I'm also curious how you perceive the prestige difference between the two schools. Interestingly, UW is ranked higher than Duke on US News for primary care and more generally, and I believe it also receives more research funding if you combine their affiliates (eg, Fred Hutch center). That said, there is something awfully appealing about the name 'Duke.' I'm curious how much you think that should weigh in my decision-making.

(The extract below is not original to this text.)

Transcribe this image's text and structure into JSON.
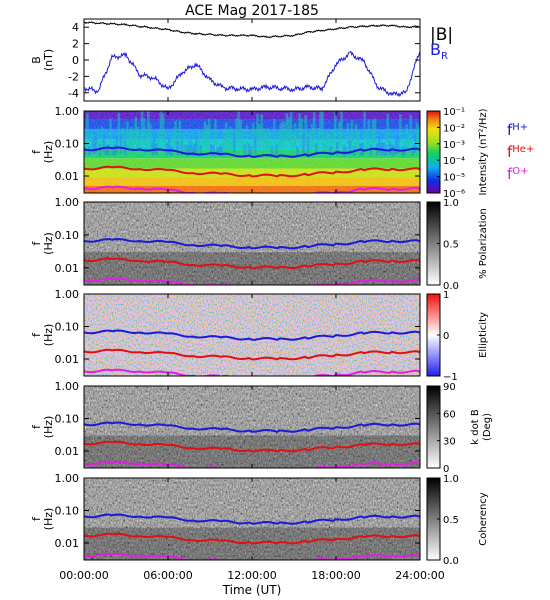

I think it's fair to say that the Duke curriculum and flexibility is more up-my-alley than UW's. With UW, I'm in their rural medicine track, which frankly probably offers awesome clinical instruction because there are so many hands-on opportunities. That said, you're also stuck out in a small town for 18 weeks. That would be fine if I already had some participant observation training so that I could have a researcher's lens on that time, but the curriculum doesn't really allow for that.

Do you think it would be too ridiculous to ask UW if they'd allow me to take a little graduate anthropology coursework concurrently with my MS1 and MS2 coursework? That would be an enormously appealing thing to me, if UW gave me that added flexibility.
I got my undergraduate there, then returned for a postdoc in pediatrics research.

UW is a public institution while Duke is private so there's a size and infrastructure difference. Honestly if you're just thinking about practice in hospitals, the name brand helps but not that much. Duke and UW are pretty solid brands in medicine.

I don't know much about anthropology at UW, so you'd have to ask, but I would suspect that talking with the UW med student affairs office about whether you can do what you propose in taking graduate coursework is feasible. I don't know how that would work when it comes to tuition or scheduling with your clerkships there, whereas Duke has the research year which I'll guess you can do what you propose at least then. All you can do is see how flexible they would be.